Fig. 9. Safety study of ^Allo15CAR33-NKT cells.

a,b Studying the graft-versus-host (GvH) response of ^Allo15CAR33-NKT cells using an in vitro mixed lymphocyte reaction (MLR) assay. CD33-negative PBMCs were pre-sorted using MACS or FACS and used as stimulator cells. Conventional CAR33-T cells were included as responder controls. a Experimental design. b ELISA analyses of IFN-γ production on day 4. N, no addition of stimulator cells (n = 4). c–h Studying the GvHD risk of ^Allo15CAR33-NKT cells using a human xenograft NSG mouse model. c Experimental design. d Clinical GvHD score recorded over time (n = 5). The score was calculated as the sum of individual scores of 6 categories (body weight, activity, posture, skin thickening, diarrhea, and dishevelment; score 0–2 for each category). p was calculated using Day 50 data. e Body weight measured over time (n = 5). p was calculated using Day 50 data. f Kaplan–Meier survival curves (n = 5). g H&E-stained tissue sections. Tissues were collected from experimental mice on day 50. Scale bar, 100 µm. h Quantification of (g) (n = 5). i–l Studying the CRS response induced by ^Allo15CAR33-NKT cells using a THP1-FG human AML xenograft NSG mouse model. i Experimental design. j Body weight of experimental mice over time (n = 4). ELISA analyses of mouse IL-6 and SAA3 in mouse serum (k) or peritoneal fluid (l) (n = 4). NT, samples collected from tumor-bearing mice receiving no therapeutic cell treatment. m Studying the long-term safety of ^Allo15CAR33-NKT cells using a human xenograft NSG mouse model. Tissues from experimental mice were collected 120 days after injection with ^Allo15CAR33-NKT cells. Data were presented as pathologist’s scores of individual mouse tissues (n = 5). Representative of 1 (k) and 3 (a–j) experiments. Data are presented as the mean ± SEM. ns not significant, *p < 0.05; **p < 0.01; ***p < 0.001; ****p < 0.0001, by Student’s t test (d, e, h), one-way ANOVA (b, k, l), or log rank (Mantel-Cox) text adjusted for multiple comparisons (f). Source data and exact p values are provided as a Source Data file.

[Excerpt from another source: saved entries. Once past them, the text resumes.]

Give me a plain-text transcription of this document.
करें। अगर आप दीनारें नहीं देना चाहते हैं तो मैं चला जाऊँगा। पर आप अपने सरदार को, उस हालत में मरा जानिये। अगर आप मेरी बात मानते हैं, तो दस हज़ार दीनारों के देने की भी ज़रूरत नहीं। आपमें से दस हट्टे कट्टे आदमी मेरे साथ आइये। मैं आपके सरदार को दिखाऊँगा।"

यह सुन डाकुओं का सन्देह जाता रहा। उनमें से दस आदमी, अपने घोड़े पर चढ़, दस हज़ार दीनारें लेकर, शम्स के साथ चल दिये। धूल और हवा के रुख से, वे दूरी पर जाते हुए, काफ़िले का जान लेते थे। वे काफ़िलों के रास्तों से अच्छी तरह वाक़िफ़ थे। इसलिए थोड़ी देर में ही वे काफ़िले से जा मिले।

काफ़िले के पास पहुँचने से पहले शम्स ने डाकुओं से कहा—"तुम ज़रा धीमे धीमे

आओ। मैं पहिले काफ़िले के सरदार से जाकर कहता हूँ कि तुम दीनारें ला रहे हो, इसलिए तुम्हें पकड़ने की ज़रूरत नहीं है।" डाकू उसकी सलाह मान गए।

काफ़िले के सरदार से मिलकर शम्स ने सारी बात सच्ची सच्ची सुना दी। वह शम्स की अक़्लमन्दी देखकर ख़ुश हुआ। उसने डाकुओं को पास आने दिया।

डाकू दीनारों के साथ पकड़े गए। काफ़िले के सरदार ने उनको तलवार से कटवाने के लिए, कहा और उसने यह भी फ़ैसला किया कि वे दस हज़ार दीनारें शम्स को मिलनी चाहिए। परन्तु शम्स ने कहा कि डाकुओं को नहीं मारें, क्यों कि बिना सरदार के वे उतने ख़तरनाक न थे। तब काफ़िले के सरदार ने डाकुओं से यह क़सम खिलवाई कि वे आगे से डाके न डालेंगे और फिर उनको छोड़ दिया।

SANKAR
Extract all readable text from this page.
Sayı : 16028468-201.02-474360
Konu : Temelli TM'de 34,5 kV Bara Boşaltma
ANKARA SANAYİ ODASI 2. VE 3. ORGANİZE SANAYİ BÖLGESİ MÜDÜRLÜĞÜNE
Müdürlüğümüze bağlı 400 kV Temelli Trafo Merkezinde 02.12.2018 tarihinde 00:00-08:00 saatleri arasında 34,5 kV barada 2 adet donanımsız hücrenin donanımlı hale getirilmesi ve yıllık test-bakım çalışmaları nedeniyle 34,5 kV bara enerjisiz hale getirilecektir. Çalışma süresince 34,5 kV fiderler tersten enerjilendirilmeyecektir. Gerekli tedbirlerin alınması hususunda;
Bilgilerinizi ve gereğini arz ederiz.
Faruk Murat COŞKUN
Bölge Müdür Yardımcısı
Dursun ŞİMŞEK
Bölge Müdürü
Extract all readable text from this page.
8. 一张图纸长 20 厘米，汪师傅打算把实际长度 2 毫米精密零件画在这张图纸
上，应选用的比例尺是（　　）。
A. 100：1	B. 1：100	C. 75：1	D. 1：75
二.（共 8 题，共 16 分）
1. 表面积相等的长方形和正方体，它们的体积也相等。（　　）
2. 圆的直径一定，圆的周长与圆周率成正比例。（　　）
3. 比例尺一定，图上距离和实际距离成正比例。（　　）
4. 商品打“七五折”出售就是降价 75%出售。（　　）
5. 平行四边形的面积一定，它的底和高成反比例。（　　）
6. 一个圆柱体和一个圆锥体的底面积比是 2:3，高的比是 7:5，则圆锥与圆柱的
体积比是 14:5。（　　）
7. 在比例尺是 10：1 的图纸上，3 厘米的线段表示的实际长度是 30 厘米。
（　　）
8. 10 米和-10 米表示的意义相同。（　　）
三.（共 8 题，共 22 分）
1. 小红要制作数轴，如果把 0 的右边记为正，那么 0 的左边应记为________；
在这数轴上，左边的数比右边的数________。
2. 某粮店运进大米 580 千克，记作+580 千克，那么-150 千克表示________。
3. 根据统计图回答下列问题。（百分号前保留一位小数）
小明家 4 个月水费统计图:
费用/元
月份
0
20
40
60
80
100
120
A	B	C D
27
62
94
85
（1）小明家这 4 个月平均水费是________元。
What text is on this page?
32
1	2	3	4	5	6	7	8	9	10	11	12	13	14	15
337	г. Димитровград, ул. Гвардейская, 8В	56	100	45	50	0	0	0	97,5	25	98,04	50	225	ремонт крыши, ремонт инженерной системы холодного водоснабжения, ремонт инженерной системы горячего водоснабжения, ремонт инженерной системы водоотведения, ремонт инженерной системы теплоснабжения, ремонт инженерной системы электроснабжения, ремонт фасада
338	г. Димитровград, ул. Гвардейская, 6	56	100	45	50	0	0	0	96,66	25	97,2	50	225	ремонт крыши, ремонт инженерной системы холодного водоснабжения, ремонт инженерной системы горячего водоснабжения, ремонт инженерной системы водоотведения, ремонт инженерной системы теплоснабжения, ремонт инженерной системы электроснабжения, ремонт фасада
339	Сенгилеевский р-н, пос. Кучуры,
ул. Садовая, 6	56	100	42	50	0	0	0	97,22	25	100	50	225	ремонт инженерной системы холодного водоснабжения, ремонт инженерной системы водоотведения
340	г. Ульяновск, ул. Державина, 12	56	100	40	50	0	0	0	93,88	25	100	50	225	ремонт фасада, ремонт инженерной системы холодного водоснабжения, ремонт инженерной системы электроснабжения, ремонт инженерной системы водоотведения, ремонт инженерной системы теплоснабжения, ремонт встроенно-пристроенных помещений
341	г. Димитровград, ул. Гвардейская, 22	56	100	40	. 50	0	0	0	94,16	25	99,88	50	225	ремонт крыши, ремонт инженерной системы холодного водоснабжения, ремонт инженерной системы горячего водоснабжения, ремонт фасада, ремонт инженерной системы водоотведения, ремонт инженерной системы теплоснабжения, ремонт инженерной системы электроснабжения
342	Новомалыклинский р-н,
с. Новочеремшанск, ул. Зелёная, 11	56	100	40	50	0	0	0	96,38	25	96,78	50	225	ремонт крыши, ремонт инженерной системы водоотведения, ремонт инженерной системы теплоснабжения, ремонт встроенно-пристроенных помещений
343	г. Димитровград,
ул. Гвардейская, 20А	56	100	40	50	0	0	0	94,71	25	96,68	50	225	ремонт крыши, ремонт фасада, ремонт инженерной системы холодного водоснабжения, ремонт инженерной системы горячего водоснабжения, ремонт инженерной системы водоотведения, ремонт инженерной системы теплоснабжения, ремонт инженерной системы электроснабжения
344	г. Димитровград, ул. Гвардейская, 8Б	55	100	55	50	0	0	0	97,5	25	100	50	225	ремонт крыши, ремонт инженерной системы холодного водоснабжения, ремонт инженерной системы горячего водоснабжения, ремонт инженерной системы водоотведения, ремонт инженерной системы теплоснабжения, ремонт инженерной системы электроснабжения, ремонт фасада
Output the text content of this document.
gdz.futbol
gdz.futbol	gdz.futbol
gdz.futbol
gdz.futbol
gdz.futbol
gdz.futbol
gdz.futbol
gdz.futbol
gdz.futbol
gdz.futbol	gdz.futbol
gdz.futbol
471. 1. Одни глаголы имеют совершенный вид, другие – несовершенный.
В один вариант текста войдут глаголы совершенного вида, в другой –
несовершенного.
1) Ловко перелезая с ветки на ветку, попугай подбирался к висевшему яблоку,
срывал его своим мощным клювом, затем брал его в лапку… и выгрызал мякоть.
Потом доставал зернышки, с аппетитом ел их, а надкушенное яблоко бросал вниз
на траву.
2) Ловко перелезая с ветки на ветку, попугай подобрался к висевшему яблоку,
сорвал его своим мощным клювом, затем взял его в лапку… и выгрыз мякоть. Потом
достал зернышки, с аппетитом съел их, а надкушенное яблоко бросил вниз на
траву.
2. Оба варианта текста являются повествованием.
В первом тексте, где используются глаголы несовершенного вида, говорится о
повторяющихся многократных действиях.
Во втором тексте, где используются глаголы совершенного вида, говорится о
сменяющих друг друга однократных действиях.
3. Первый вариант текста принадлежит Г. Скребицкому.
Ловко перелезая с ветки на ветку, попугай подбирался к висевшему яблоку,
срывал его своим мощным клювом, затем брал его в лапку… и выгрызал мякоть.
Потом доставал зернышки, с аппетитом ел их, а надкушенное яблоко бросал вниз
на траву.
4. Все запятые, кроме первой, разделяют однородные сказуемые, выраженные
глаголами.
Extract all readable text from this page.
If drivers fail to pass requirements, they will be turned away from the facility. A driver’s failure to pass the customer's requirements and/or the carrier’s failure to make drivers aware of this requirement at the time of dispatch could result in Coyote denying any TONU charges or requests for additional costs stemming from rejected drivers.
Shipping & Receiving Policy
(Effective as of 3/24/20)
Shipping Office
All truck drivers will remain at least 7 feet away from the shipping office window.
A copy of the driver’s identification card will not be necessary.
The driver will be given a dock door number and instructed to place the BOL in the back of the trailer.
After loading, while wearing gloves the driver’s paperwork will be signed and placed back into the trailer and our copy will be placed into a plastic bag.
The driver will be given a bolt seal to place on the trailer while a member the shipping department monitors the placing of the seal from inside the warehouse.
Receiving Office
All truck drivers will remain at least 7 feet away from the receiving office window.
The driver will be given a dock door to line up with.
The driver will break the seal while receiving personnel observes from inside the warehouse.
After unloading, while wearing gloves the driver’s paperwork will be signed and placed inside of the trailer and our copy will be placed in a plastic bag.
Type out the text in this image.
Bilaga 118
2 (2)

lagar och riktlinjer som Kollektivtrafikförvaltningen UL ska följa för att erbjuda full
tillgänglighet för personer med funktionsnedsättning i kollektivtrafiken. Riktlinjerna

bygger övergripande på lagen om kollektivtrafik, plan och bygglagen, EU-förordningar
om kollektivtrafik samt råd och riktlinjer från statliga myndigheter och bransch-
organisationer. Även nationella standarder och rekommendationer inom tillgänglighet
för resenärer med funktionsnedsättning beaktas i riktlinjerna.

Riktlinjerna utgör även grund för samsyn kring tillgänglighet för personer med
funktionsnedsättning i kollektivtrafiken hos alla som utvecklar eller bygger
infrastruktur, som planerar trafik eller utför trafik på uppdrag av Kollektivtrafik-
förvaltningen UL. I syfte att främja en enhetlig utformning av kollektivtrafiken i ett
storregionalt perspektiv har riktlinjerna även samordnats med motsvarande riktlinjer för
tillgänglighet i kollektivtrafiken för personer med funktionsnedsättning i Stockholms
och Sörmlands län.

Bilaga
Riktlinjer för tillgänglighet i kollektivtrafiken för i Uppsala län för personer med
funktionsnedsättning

Fig. 10. Comparison of ^Allo15CAR33-NKT cells and IL-15-enhanced conventional CAR33-T (¹⁵CAR33-T) cells.

a–d Generation of ¹⁵CAR33-T cells. a Diagram showing the design of Lenti/CAR33-IL-15 lentivector, and the generation of ¹⁵CAR33-T cells from healthy donor PBMCs. Created in BioRender. LI, Y. (2025) https://BioRender.com/o37h997b FACS detection of the CAR33 and CD4/CD8 co-receptors on CAR33-T and ¹⁵CAR33-T cells. c ELISA analyses of IL-15 production by CAR33-T and ¹⁵CAR33-T cells cultured in vitro for 24 h (n = 3; n indicates different PBMC donors). Note the successful incorporation and expression pf IL-15 transgene in the ¹⁵CAR33-T cells. d Yield of CAR33-T and ¹⁵CAR33-T cells (n = 3; n indicates different PBMC donors). e,f Studying the antitumor efficacy of ¹⁵CAR33-T cells against human AML cell lines. e Experimental design. f Tumor cell killing data at 24 h (n = 4). g–j Studying the in vivo antitumor efficacy of ¹⁵CAR33-T cells using a THP1-FG human AML xenograft NSG mouse model. g Experimental design. h BLI images showing the presence of tumor cells in experimental mice over time. i Quantification of (h) (n = 5). j Kaplan–Meier survival curves of experimental mice over time (n = 5). k–n Studying the in vivo antitumor efficacy of ¹⁵CAR33-T cells using a KG1-FG human AML xenograft NSG mouse model. k Experimental design. l BLI images showing the presence of tumor cells in experimental mice over time. m Quantification of (l) (n = 5). n Kaplan–Meier survival curves of experimental mice over time (n = 5). Note that the data for the Vehicle, ^Allo15CAR33-NKT, and CAR33-T groups were also presented in the main Figs. 5h–k. Representative of 2 (g–n) and 3 (a–f) experiments. Data are presented as the mean ± SEM. ns, not significant; ****p < 0.0001, by Student’s t test (c, d), one-way ANOVA (i, m), or two-way ANOVA (f). Source data and exact p values are provided as a Source Data file.